The commercial uptake of silicon solar cells with passivating contacts is set to accelerate over the next ten years, due to the potential for very high efficiency modules. Of particular interest are silicon heterojunction (SHJ) solar cells, which achieve high voltages by hydrogenated amorphous silicon (a-Si:H) passivation layers. A key challenge for the commercialization of SHJ solar cells is ensuring perfectly tuned a-Si:H and transparent conductive oxide (TCO) layers for optimal surface passivation and avoiding current-transport issues. Here, we demonstrate a new multifunctional post-cell fabrication process to address these challenges and improve both surface passivation and carrier transport in heterojunction solar cells.

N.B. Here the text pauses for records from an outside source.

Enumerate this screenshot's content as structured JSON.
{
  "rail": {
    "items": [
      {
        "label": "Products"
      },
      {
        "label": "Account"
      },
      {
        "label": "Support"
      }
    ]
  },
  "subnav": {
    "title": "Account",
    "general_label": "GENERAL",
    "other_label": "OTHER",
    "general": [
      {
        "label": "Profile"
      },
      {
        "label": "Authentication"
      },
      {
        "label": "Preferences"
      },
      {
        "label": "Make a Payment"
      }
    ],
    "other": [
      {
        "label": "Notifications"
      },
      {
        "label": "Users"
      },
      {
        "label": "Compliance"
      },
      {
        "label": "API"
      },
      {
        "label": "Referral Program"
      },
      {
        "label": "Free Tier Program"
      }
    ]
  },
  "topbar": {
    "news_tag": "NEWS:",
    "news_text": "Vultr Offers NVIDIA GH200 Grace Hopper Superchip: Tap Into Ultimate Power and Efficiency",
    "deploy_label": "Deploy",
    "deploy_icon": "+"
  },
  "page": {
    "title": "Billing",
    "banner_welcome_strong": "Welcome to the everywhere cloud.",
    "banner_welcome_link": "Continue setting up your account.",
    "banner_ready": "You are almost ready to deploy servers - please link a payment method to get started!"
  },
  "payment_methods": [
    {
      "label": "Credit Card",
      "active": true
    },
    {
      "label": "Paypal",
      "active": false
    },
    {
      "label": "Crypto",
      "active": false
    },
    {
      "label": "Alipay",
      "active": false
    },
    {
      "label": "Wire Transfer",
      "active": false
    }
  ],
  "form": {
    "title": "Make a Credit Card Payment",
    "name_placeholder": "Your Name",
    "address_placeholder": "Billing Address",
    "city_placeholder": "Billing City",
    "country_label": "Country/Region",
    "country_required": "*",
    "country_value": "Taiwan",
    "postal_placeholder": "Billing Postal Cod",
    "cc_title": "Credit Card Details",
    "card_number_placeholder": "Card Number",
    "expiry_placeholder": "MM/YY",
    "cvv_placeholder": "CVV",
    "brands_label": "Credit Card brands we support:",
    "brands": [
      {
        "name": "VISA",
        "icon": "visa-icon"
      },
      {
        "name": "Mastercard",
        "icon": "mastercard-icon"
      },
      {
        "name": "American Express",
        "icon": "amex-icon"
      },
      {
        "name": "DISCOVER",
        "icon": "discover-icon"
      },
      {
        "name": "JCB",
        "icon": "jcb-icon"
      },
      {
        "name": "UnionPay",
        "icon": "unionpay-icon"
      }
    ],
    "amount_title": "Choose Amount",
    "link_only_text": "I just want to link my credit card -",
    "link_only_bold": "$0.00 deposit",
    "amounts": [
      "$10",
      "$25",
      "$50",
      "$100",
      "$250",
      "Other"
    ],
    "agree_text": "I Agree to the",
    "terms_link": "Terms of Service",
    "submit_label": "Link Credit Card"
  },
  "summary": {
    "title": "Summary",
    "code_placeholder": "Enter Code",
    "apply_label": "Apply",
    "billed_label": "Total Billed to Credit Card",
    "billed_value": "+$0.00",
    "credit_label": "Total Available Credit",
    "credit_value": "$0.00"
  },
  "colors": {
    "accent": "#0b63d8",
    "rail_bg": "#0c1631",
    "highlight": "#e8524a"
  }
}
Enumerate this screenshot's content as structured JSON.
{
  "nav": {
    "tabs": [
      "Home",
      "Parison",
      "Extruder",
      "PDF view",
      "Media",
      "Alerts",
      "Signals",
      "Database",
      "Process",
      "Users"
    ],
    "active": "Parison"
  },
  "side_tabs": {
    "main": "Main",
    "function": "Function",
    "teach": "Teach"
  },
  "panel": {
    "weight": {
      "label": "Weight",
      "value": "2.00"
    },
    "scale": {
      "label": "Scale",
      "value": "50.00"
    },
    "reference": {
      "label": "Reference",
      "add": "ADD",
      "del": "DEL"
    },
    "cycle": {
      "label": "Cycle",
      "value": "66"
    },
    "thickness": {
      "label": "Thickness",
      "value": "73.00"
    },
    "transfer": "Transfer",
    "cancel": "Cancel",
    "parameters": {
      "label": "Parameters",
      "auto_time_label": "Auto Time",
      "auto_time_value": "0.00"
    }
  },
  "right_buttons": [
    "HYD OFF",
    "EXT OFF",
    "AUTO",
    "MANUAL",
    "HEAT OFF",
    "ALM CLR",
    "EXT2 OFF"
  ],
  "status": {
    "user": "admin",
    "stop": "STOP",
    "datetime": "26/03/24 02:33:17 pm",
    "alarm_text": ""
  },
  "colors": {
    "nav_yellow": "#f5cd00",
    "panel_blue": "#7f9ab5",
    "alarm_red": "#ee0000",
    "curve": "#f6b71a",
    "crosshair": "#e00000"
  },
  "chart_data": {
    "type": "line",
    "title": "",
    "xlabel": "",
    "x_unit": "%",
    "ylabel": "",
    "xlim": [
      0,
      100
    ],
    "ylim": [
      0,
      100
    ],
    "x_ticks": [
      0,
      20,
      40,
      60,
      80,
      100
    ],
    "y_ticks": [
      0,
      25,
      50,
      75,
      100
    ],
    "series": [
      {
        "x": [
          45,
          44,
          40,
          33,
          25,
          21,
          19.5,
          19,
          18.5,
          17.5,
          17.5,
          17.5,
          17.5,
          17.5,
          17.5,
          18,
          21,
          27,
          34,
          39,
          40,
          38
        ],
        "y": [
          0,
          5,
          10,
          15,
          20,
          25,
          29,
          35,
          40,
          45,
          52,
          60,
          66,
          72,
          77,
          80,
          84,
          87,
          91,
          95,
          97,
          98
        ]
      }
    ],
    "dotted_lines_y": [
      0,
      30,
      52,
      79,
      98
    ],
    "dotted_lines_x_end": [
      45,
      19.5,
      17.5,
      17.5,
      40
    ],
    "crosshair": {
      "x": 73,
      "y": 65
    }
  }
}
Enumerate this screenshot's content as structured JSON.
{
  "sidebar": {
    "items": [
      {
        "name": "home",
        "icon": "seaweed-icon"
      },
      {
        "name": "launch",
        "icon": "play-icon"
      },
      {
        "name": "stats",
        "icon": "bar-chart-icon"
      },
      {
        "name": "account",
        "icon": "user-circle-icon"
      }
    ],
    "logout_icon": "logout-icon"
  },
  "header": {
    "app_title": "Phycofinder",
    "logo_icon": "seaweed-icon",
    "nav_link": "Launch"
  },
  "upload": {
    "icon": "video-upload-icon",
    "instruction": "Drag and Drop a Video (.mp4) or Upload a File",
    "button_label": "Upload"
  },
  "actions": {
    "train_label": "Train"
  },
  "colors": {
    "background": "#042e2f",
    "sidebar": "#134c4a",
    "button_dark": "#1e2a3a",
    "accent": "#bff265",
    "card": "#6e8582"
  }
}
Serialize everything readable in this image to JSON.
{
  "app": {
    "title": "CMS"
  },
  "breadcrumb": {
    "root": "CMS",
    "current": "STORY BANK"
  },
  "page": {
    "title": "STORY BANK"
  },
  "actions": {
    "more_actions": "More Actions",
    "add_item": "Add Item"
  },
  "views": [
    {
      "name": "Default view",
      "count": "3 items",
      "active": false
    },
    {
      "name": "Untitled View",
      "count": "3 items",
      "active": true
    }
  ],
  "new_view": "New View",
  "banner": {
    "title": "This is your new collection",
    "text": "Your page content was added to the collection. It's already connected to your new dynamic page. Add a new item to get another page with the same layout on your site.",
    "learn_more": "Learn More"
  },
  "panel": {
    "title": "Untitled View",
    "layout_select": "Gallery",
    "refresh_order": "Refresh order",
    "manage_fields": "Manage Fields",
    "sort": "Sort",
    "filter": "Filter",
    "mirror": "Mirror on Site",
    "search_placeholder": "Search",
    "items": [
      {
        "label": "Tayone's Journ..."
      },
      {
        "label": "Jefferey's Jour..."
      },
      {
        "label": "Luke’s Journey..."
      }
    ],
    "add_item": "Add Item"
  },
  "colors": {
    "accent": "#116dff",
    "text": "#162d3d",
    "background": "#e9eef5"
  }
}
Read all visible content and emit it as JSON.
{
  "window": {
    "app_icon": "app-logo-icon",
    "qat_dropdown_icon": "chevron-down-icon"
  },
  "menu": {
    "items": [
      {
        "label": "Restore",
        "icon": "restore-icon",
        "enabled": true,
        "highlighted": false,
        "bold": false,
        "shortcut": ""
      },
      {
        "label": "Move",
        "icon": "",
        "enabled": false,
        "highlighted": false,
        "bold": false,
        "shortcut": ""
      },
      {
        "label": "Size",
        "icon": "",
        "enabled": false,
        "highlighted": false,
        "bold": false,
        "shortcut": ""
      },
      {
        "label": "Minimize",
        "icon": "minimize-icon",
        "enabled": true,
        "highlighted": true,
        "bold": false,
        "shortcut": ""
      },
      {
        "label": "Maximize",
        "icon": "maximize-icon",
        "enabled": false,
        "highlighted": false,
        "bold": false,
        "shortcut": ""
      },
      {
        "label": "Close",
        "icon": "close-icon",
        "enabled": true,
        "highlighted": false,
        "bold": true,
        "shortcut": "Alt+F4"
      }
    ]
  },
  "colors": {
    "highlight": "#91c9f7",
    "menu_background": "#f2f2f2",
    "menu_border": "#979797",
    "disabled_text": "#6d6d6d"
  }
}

N-type silicon heterojunction solar cells with a 5-busbar metallisation scheme were fabricated in an industrial environment by CIE Power and subsequently received a high-throughput, multifunctional treatment at UNSW. This leads to significant improvements in the surface passivation, resulting in an increase in the open circuit voltage of 7 mV, from 730 mV to 737 mV, as well as improved carrier transport in the device, resulting in a significant reduction in series resistance from 0.79 Ω·cm2 to 0.37 Ω·cm2, and hence, an improvement in the fill factor of almost 2% absolute. This leads to an improvement in efficiency of 0.7 0.16% absolute, from 22.05% to 22.75%, with a peak efficiency of 22.93%.